このプログラムは、企業の発展レベルにより3段階のクラス分けがあり、起業段階、強化段階、発展段階それぞれに10人から15人程度のグループ編成が組まれている。起業段階を例にとると、12か月のうち最初の3カ月は、方向付け指導が個人的な面と事業化に向けた面とで進められ、次の6か月で具体的な経営管理科目を2日ずつ10科目学び、ビジネスプラン作成支援にのべ12日の面談がつく。その後はコンサルタント指導をメールや面接でフォローしていく。通常はWEBやEメールが利用され、実際に参加者がオフで面談を受けるのは原則月2回程度。
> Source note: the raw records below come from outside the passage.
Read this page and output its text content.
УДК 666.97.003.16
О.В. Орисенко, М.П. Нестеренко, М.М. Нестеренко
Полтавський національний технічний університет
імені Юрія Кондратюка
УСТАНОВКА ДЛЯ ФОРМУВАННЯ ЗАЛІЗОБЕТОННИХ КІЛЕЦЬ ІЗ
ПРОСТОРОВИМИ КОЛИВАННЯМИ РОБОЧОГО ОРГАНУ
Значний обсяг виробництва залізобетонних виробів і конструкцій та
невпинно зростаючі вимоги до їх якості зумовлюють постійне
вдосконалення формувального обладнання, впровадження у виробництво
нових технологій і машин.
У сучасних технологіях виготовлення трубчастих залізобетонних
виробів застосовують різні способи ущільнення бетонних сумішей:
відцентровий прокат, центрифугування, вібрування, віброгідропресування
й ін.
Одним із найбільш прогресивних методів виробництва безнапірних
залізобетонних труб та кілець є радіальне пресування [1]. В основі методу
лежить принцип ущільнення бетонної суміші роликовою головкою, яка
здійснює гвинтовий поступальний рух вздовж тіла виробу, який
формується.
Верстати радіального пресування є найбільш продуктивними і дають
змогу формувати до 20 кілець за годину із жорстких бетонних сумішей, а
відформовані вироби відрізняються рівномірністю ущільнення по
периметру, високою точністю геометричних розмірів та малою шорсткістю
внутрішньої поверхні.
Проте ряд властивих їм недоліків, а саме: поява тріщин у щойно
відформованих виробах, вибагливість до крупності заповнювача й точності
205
家事育児にも忙しい女性たちがインターネットを使っていつでも相談できるよき先輩をもち、的確な情報を得ることができるわけだ。このなかで、なかでもユニークな試みとしては、強化段階や発展段階の対象者は女性経営者ばかりでなく、経営者の妻あるいは娘といった立場の女性もターゲットにしていること。意識的に彼女たちを経営中枢のなかに組み込み経営改善実施を戦略的に行うことで、企業活動の中の女性の存在を確かなものにしていこうというねらいがこめられている。
5 おわりに〜次世紀に向かって必要なこと
・日本より10年早い平等法 このように、イタリアの女性起業支援策のいくつかを紹介してきたが、これらのバックボーンにはEUの施策が強く働いている。特に、国際間協調によるNOW「女性の新機会創出」プロジェクトが進める教育プログラムの開発が効果をあげてきている。このプロジェクトの4つの機軸の一つに、小規模企業や協同組合形式の起業支援教育プログラムの重点的開発が掲げられているため、起業への後押しができている。また、EUのなかの法整備圧力によって、日本より10年早く雇用平等法制を整備したイタリアが、さらに90年代初頭に商工業省によって女性企業家支援法をもったことは注目に値する。首相直轄の男女機会均等委員会が省間セクショナリズムを越えて機能したと思われる。1996年に機会均等省の誕生をみる前に、就業関係の実質的な施策は打ち出されていたことになる。機会均等大臣の設置は法律の実効性をさらに強化させる意図をもっている。
・かたや日本では?
かたや、日本では省庁再編のなかで、男女共同参画大臣の可能性等もはや消え去ったかに見えるが、「男女共同参画社会基本法」のもとで、通産省が、強力な優遇措置をもった個別法として「女性企業家支援法」を提案することがぜひとも望まれる。
21世紀の超高齢社会における労働力不足、仕事無き失業を改善するための新たな雇用創出。日本とイタリアに共通の重い課題だが、イタリアは、すでに次世紀に向かって女性の創業力を積極的に導き出し、新たな企業文化を育てようとしている。